In ihrer Antwort verweist die Regionaldirektion Hessen u.a. darauf, dass von der Statistik der BA derzeit noch nicht alle für eine Beantwortung erforderlichen Daten dargestellt werden können. Bereits in ihrer Antwort auf die Große Anfrage der Abg. Fuhrmann, Eckhardt, Habermann, Dr. PaulyBender, Schäfer-Gümbel, Dr. Spies (SPD) und Fraktion betreffend Umsetzung von Hartz IV in Hessen - Drucksache 16/4242 - hatte die Landesregierung darauf hingewiesen, dass es nach wie vor erhebliche Probleme in der Übermittlung der Daten von den optierenden Kommunen zur Bundesagentur für Arbeit bzw. der anschließenden Verarbeitung durch die Bundesagentur gibt. Auf die Gründe wurde im Rahmen der Antwort auf die Große Anfrage ebenfalls kurz eingegangen.

Zu den von den Kommunen nach § 51b SGB II zu übermittelnden Daten gehören auch Daten zur Anrechnung von Einkommen. Diese Daten werden derzeit bei der BA-Statistik auf Plausibilität überprüft. Ein Konzept zur Auswertung dieser Daten befindet sich in der technischen Umsetzung. Erste Auswertungen werden voraussichtlich in der 2. Jahreshälfte erfolgen können.

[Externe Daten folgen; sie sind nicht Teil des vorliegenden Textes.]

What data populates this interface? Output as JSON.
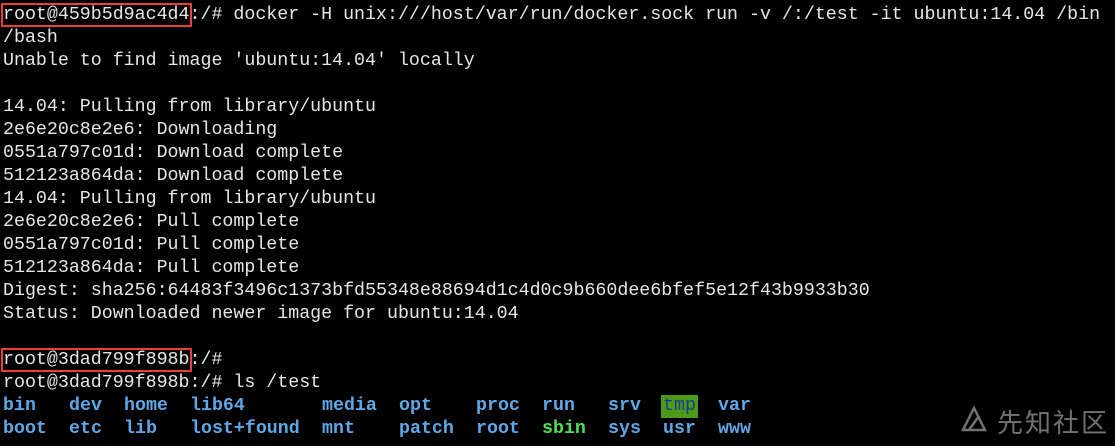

Die Regionaldirektion verweist daher in ihrer Antwort im Wesentlichen auf den beigefügten Bericht der Statistik der Bundesagentur für Arbeit, "Grundsicherung für Arbeitsuchende: Anrechenbare Einkommen und Erwerbstätigkeit". Der Bericht datiert vom März 2006; ihm liegen im Wesentlichen Daten aus dem Monat September 2005 zugrunde. Darüber hinaus stehen derzeit keine weiteren Auswertungen zur Verfügung. Die im Rahmen des vorgenannten Berichts ausgewerteten Daten entstammen nach Angaben der Statistik der Bundesagentur für Arbeit dem Fachverfahren A2LL. Daten der Optionskommunen sind in diesen Auswertungen noch nicht enthalten. Hinsichtlich der Methodik wird auf Seite 15 ff. des Berichts verwiesen.

Der Vollständigkeit halber soll angemerkt werden, dass die vom Fragesteller als "Aufstocker" bezeichneten Personen nicht identisch sind mit dem Personenkreis, der bei der Bundesagentur für Arbeit als "Aufstocker" bezeichnet wird. Die Bundesagentur für Arbeit versteht darunter vielmehr Arbeitslosengeld-I-Bezieher, die noch ergänzend Leistungen nach dem SGB II erhalten.

Diese Vorbemerkungen vorangestellt, beantworte ich die Kleine Anfrage wie folgt:

Frage 1. Wie viele Menschen in Hessen - so genannte "Aufstocker" - erhalten trotz Erwerbstätigkeit Leistungen nach dem SGB II (Angaben bitte nach Landkreisen, Sonderstatusstädten und Städten aufschlüsseln)?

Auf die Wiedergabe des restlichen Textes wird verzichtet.